No architects’ details existed for the staircase (shown only at small scale on floor plans), but closed portions of the building still contain unopened crates of woodwork. Instead of undertaking an inventory of those cases, the proprietors invented a new staircase.
During the summer of 2001, visitors were amazed to see a new stained-glass dome above the staircase, crowning the four-story rotunda. Costing some $200,000, it was impressive but, again, not based on an original design. At the same time, about $70,000 was spent casting inauthentic bronze stags to surmount the Arch of Triumph. Visitors during the summer of 2002 may expect to see a new black-and-white marble floor in the rotunda beneath the dome.
Where will it end? Visitors are told that the castle will not be finished but only restored to its condition when original construction work ceased. Yet the new staircase, glass dome, and marble floor in the adjoining rotunda are evidence that this “plan” has been abandoned.

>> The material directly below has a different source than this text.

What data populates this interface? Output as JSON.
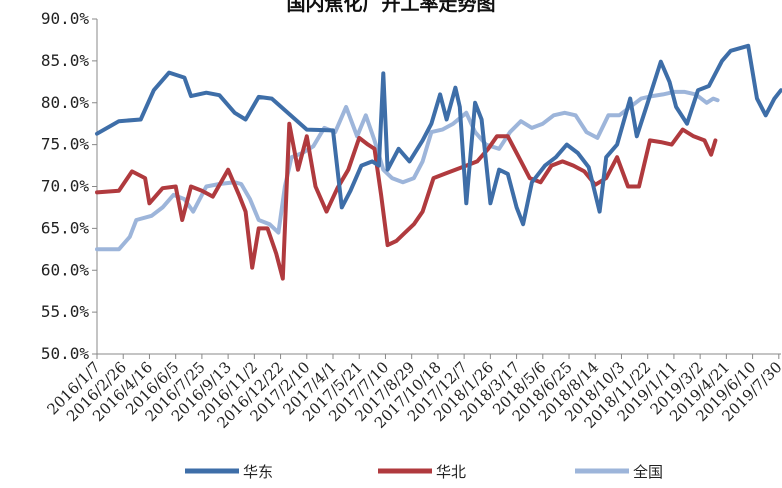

Not only is the architectural fabric being compromised, but the building (which never was occupied) is being fitted with modern furniture, carpets, and lighting fixtures. If this campaign of “finishing” continues, Boldt Castle may look like a giant modern furniture store set in a fake historic house.
Unfortunately, this is not an isolated instance. Boldt Castle is one example of a more widespread problem: the “development” of historic buildings into “theme parks” for public entertainment.